According to Google and YouTube data and research, ‘Consumer journeys are becoming increasingly complex’ is the No. 1 insight that they uncovered in the year 2019 and they expect it to continue into 2020.
Some of the key findings of this research include:
“Simple” + “ideas” mobile queries have grown by over
60% over the last two years [i.e., simple dinner ideas, simple costume ideas,
simple drawing ideas]
Mobile search for “personalized” have grown by over
60% in the past two years [e.g., personalized gifts, personalized stockings,
personalized blankets, personalized necklaces]

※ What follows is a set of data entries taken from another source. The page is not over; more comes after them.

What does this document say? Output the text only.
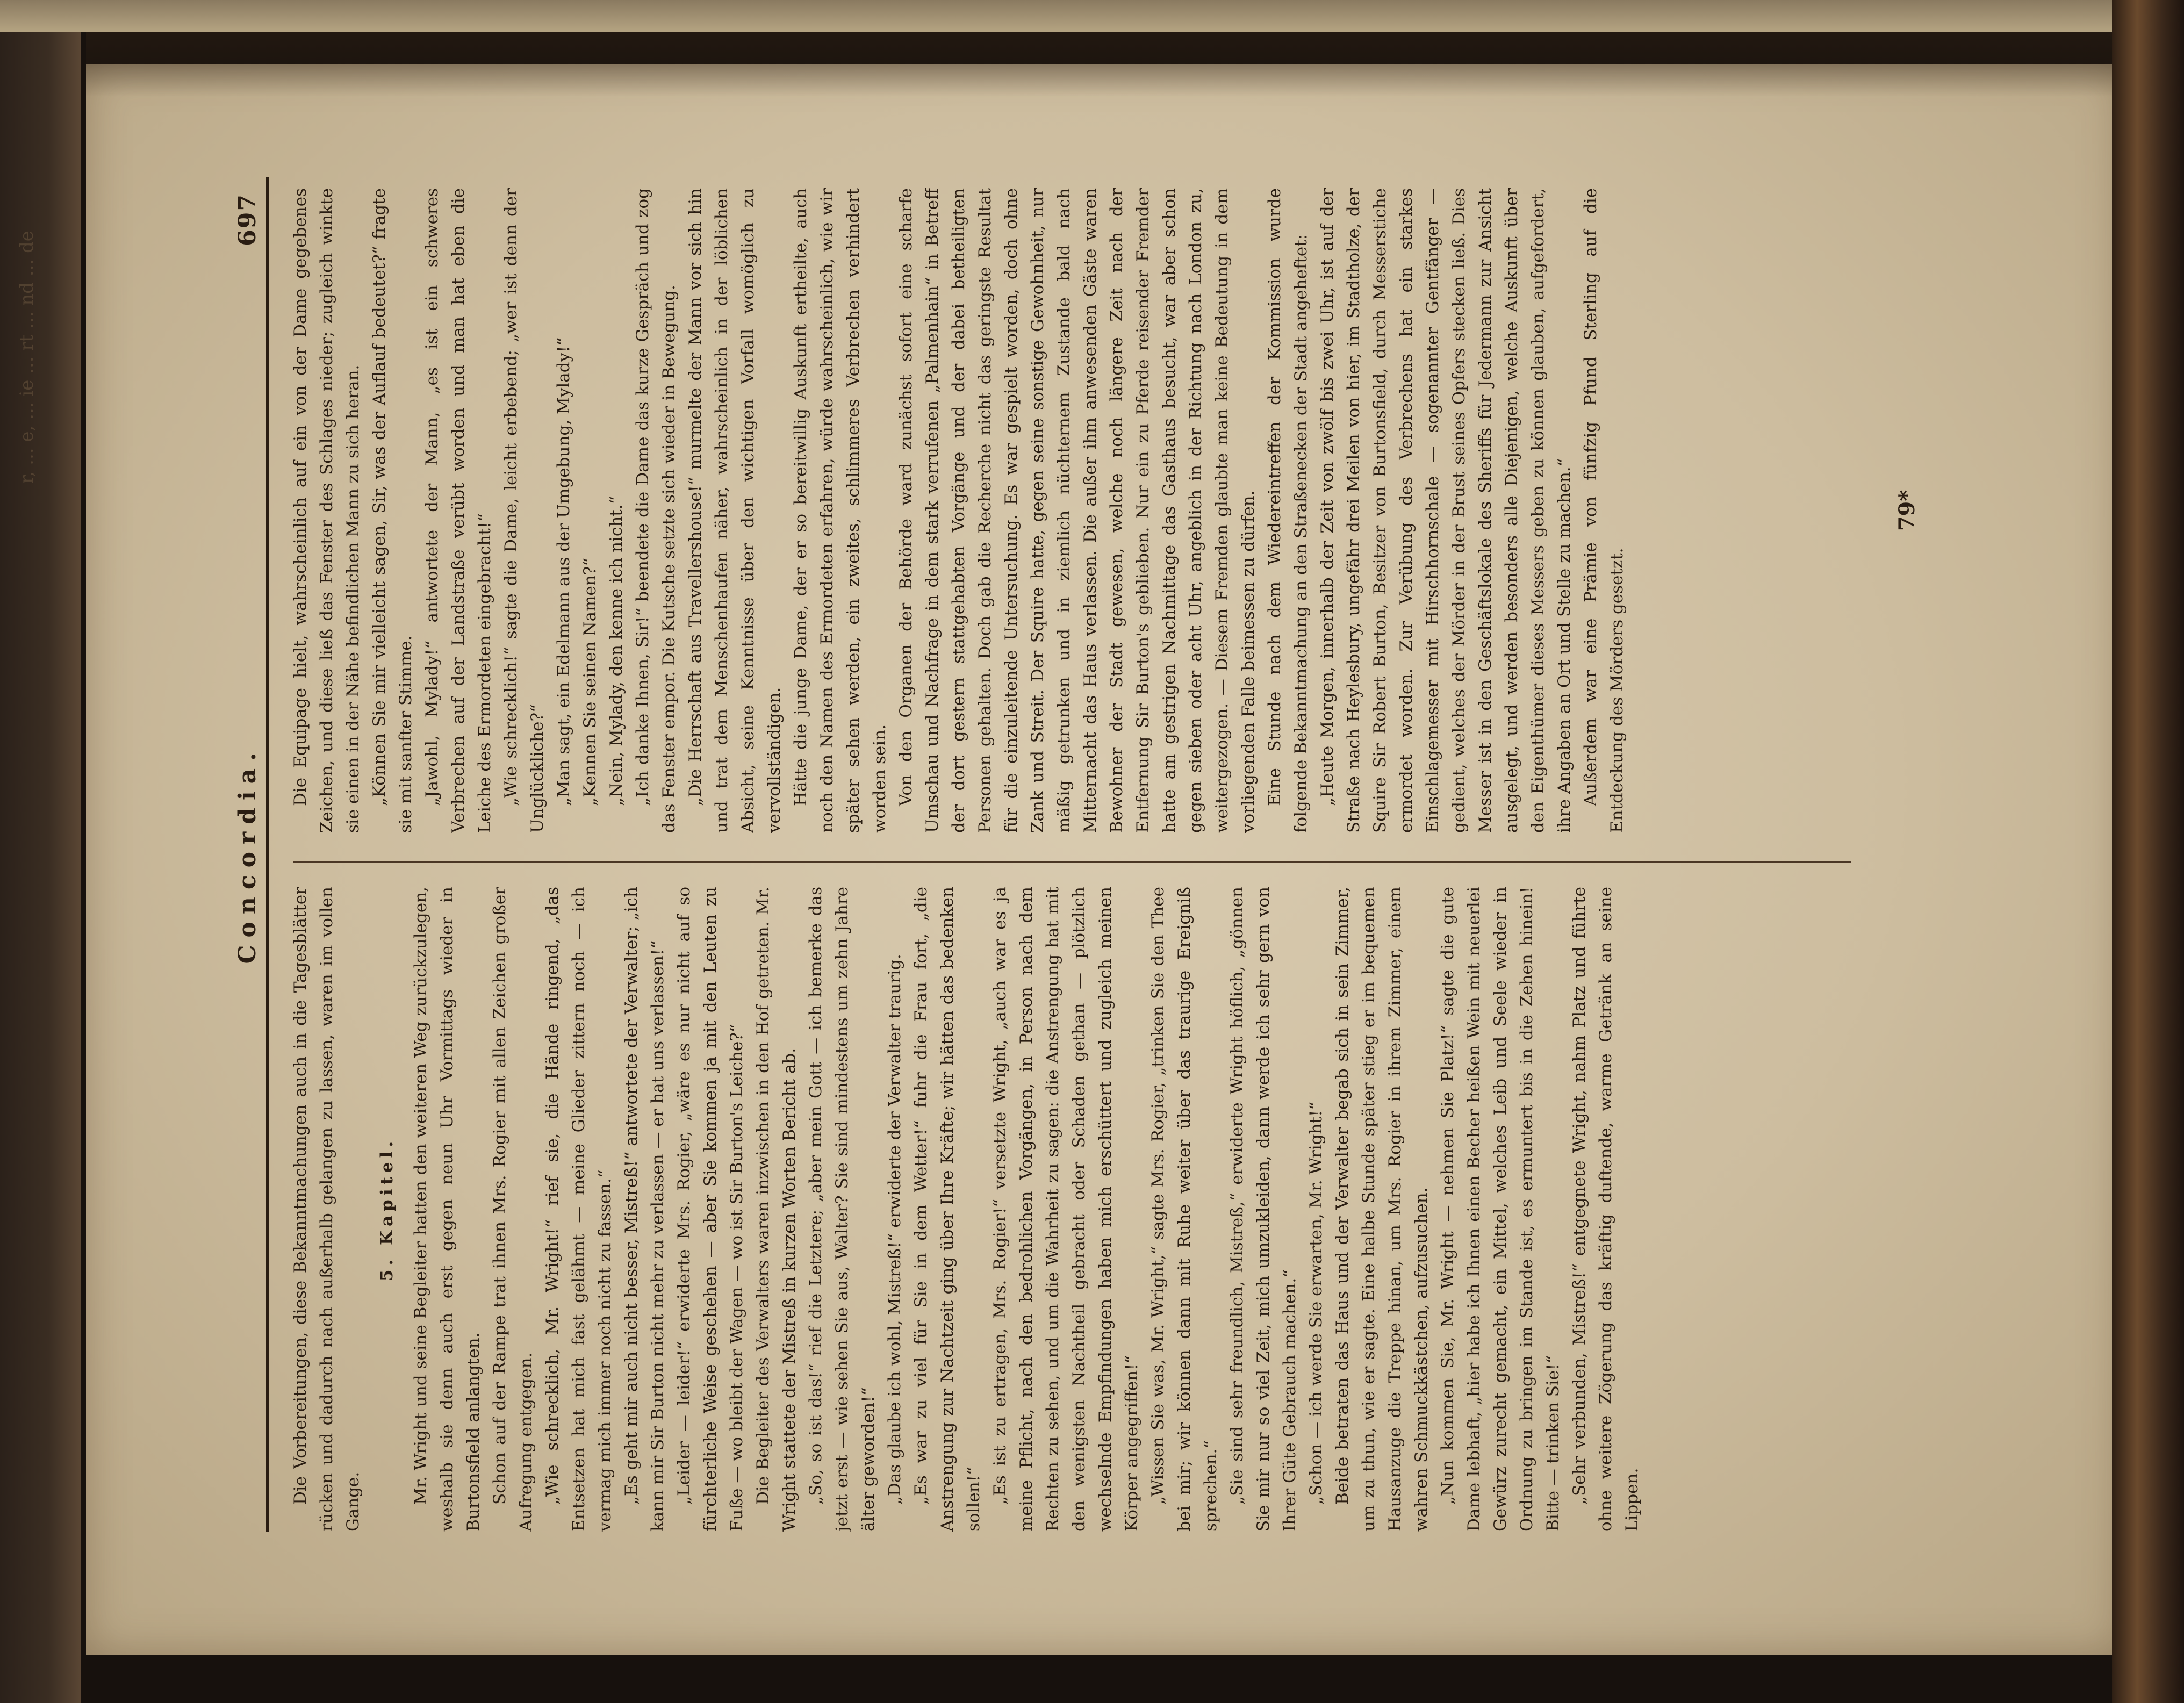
r, ... e, ... ie ... rt ... nd ... de
697
Concordia.

Die Vorbereitungen, diese Bekanntmachungen auch in die Tagesblätter rücken und dadurch nach außerhalb gelangen zu lassen, waren im vollen Gange.

5. Kapitel. Mr. Wright und seine Begleiter hatten den weiteren Weg zurückzulegen, weshalb sie denn auch erst gegen neun Uhr Vormittags wieder in Burtonsfield anlangten. Schon auf der Rampe trat ihnen Mrs. Rogier mit allen Zeichen großer Aufregung entgegen. „Wie schrecklich, Mr. Wright!“ rief sie, die Hände ringend, „das Entsetzen hat mich fast gelähmt — meine Glieder zittern noch — ich vermag mich immer noch nicht zu fassen.“ „Es geht mir auch nicht besser, Mistreß!“ antwortete der Verwalter; „ich kann mir Sir Burton nicht mehr zu verlassen — er hat uns verlassen!“ „Leider — leider!“ erwiderte Mrs. Rogier, „wäre es nur nicht auf so fürchterliche Weise geschehen — aber Sie kommen ja mit den Leuten zu Fuße — wo bleibt der Wagen — wo ist Sir Burton's Leiche?“ Die Begleiter des Verwalters waren inzwischen in den Hof getreten. Mr. Wright stattete der Mistreß in kurzen Worten Bericht ab. „So, so ist das!“ rief die Letztere; „aber mein Gott — ich bemerke das jetzt erst — wie sehen Sie aus, Walter? Sie sind mindestens um zehn Jahre älter geworden!“ „Das glaube ich wohl, Mistreß!“ erwiderte der Verwalter traurig. „Es war zu viel für Sie in dem Wetter!“ fuhr die Frau fort, „die Anstrengung zur Nachtzeit ging über Ihre Kräfte; wir hätten das bedenken sollen!“ „Es ist zu ertragen, Mrs. Rogier!“ versetzte Wright, „auch war es ja meine Pflicht, nach den bedrohlichen Vorgängen, in Person nach dem Rechten zu sehen, und um die Wahrheit zu sagen: die Anstrengung hat mit den wenigsten Nachtheil gebracht oder Schaden gethan — plötzlich wechselnde Empfindungen haben mich erschüttert und zugleich meinen Körper angegriffen!“ „Wissen Sie was, Mr. Wright,“ sagte Mrs. Rogier, „trinken Sie den Thee bei mir; wir können dann mit Ruhe weiter über das traurige Ereigniß sprechen.“ „Sie sind sehr freundlich, Mistreß,“ erwiderte Wright höflich, „gönnen Sie mir nur so viel Zeit, mich umzukleiden, dann werde ich sehr gern von Ihrer Güte Gebrauch machen.“ „Schon — ich werde Sie erwarten, Mr. Wright!“ Beide betraten das Haus und der Verwalter begab sich in sein Zimmer, um zu thun, wie er sagte. Eine halbe Stunde später stieg er im bequemen Hausanzuge die Treppe hinan, um Mrs. Rogier in ihrem Zimmer, einem wahren Schmuckkästchen, aufzusuchen. „Nun kommen Sie, Mr. Wright — nehmen Sie Platz!“ sagte die gute Dame lebhaft, „hier habe ich Ihnen einen Becher heißen Wein mit neuerlei Gewürz zurecht gemacht, ein Mittel, welches Leib und Seele wieder in Ordnung zu bringen im Stande ist, es ermuntert bis in die Zehen hinein! Bitte — trinken Sie!“ „Sehr verbunden, Mistreß!“ entgegnete Wright, nahm Platz und führte ohne weitere Zögerung das kräftig duftende, warme Getränk an seine Lippen.

Die Equipage hielt, wahrscheinlich auf ein von der Dame gegebenes Zeichen, und diese ließ das Fenster des Schlages nieder; zugleich winkte sie einen in der Nähe befindlichen Mann zu sich heran. „Können Sie mir vielleicht sagen, Sir, was der Auflauf bedeutet?“ fragte sie mit sanfter Stimme. „Jawohl, Mylady!“ antwortete der Mann, „es ist ein schweres Verbrechen auf der Landstraße verübt worden und man hat eben die Leiche des Ermordeten eingebracht!“ „Wie schrecklich!“ sagte die Dame, leicht erbebend; „wer ist denn der Unglückliche?“ „Man sagt, ein Edelmann aus der Umgebung, Mylady!“ „Kennen Sie seinen Namen?“ „Nein, Mylady, den kenne ich nicht.“ „Ich danke Ihnen, Sir!“ beendete die Dame das kurze Gespräch und zog das Fenster empor. Die Kutsche setzte sich wieder in Bewegung. „Die Herrschaft aus Travellershouse!“ murmelte der Mann vor sich hin und trat dem Menschenhaufen näher, wahrscheinlich in der löblichen Absicht, seine Kenntnisse über den wichtigen Vorfall womöglich zu vervollständigen. Hätte die junge Dame, der er so bereitwillig Auskunft ertheilte, auch noch den Namen des Ermordeten erfahren, würde wahrscheinlich, wie wir später sehen werden, ein zweites, schlimmeres Verbrechen verhindert worden sein. Von den Organen der Behörde ward zunächst sofort eine scharfe Umschau und Nachfrage in dem stark verrufenen „Palmenhain“ in Betreff der dort gestern stattgehabten Vorgänge und der dabei betheiligten Personen gehalten. Doch gab die Recherche nicht das geringste Resultat für die einzuleitende Untersuchung. Es war gespielt worden, doch ohne Zank und Streit. Der Squire hatte, gegen seine sonstige Gewohnheit, nur mäßig getrunken und in ziemlich nüchternem Zustande bald nach Mitternacht das Haus verlassen. Die außer ihm anwesenden Gäste waren Bewohner der Stadt gewesen, welche noch längere Zeit nach der Entfernung Sir Burton's geblieben. Nur ein zu Pferde reisender Fremder hatte am gestrigen Nachmittage das Gasthaus besucht, war aber schon gegen sieben oder acht Uhr, angeblich in der Richtung nach London zu, weitergezogen. — Diesem Fremden glaubte man keine Bedeutung in dem vorliegenden Falle beimessen zu dürfen. Eine Stunde nach dem Wiedereintreffen der Kommission wurde folgende Bekanntmachung an den Straßenecken der Stadt angeheftet: „Heute Morgen, innerhalb der Zeit von zwölf bis zwei Uhr, ist auf der Straße nach Heylesbury, ungefähr drei Meilen von hier, im Stadtholze, der Squire Sir Robert Burton, Besitzer von Burtonsfield, durch Messerstiche ermordet worden. Zur Verübung des Verbrechens hat ein starkes Einschlagemesser mit Hirschhornschale — sogenannter Gentfänger — gedient, welches der Mörder in der Brust seines Opfers stecken ließ. Dies Messer ist in den Geschäftslokale des Sheriffs für Jedermann zur Ansicht ausgelegt, und werden besonders alle Diejenigen, welche Auskunft über den Eigenthümer dieses Messers geben zu können glauben, aufgefordert, ihre Angaben an Ort und Stelle zu machen.“ Außerdem war eine Prämie von fünfzig Pfund Sterling auf die Entdeckung des Mörders gesetzt.

79*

Mobile searches for “rewards app” have grown by over
90% in the past two years
83% of U.S. shoppers who visited a store say they used
online search before going into a store
45% of global shoppers buy online and then pick up
in-store, which offers them a more flexible way to purchase and receive their
items
More than 55% of shoppers say they used online video
while shopping in a store
What
do these things mean to a marketer?
Digital channels,
touchpoints and choices continue to expand – web, social, offline with shoppers
jumping between online and offline channels. Also, Omnichannel is gaining a lot
of traction. This results in complex customer journeys.
For marketers, making
sense of how to engage customers in their preferred channels has never been
trickier.
What
should marketers do to sail through this complexity?
Most marketers make
the mistake of looking at it from the operations perspective and not from the
business and customer perspective. They end up buying expensive technology that
can deliver all the channels. Let us assume that you have all the channels that
your customers would probably like, you still have to make sure that those
channels are serviced and make sure that it works for you.
Let us look at a
step-by-step approach of how your digital marketing can be structured keeping
in mind the evolving complexities of the customer journey.
Let us assume that
you know who your target customers are and the value of what you are selling
them. What you need to crack here is – how do you engage them and how do you
take their conversations to conversions. The key steps that marketing should
look at include:
Identify
your channels and equip yourself to serve!
Email, Web, Chat,
Voice, Video, Social and Offline are the possible channels and there are
subsets within them. On the social, you are looking at Facebook and Instagram
if your target customers are millennials and LinkedIn and Twitter if your
target customers are B2B.
Besides, you would
also have information related to how your website is being used, how your
social channels are used, how your customer service and customer support are
used. Based on this, you can make an informed decision to enable the channels
that your customers and prospects are most likely to use.
Once you have
identified the channel, you have to figure out a way by which you intelligently
route conversations and interactions to the right resources within your organization
in a real-time manner. Only then, it would provide the necessary experience.
Ensure that you have
the right technology to make this possible and ensure that you have the right
resources available to address the needs of your prospects and customers.
Keep
your website mobile-friendly
Mobile offers
ubiquitous-ness and immediacy to everything that the user does. Most searches
originate from a handheld or a mobile device. Any friction in that experience
will result in lost revenues.
Single
view of the customer
You need to have the
right technology to ensure that all the interactions and conversations of
customers and prospects are captured. This would allow your marketing message
owners and agents to provide the right information, upsell, cross-sell and
resolve issues – allowing your customers to experience your offerings
positively.
Personalize.
Personalize. Personalize.
You understand the
habits of your visitors to your website, eCommerce platform, social pages, and
chatbots among others.
Make sure that you
dynamically deliver what the user is most likely expecting to see. For
instance, if the user’s preference is all about expensive watches, ensure that
it is displayed as soon as the user logs in to your site.
Another example can
be, when you know that the user has surfed your banking site for business
loans, show them the offers on business loans when they login again. That makes
the experience worthwhile for the users and it makes business sense for you.
Have
a content plan
Content budget in
most organizations go up year-on-year. However, they don’t have a formal
content development or management plan.
Every content piece
that is created should have a purpose – target audience, expected results,
asset reuse in different channels, multimedia to go with the content like
images and video. There has to be a way to measure the results on how the
content is performing and that should be a part of the feedback loop on what
gets generated month-on-month.
In essence, marketers
need to look at their marketing holistically and it is cyclical as well as
structural in nature. The three key things to look at are:
Customer insights–track and
analyze customer behavior. Deliver insights regularly to the decision-makers
Customer experience – define and
design customer journeys based on insights. Integrate functions and features to
deliver a great experience
Measure effectiveness – continuously track and manage the programs and campaigns. Adapt based on the feedback. Customers are using possibly all the available channels to arrive at their purchasing decisions. As a marketer, use data to map customer needs, wants, and desires and use those insights to develop superior customer experience.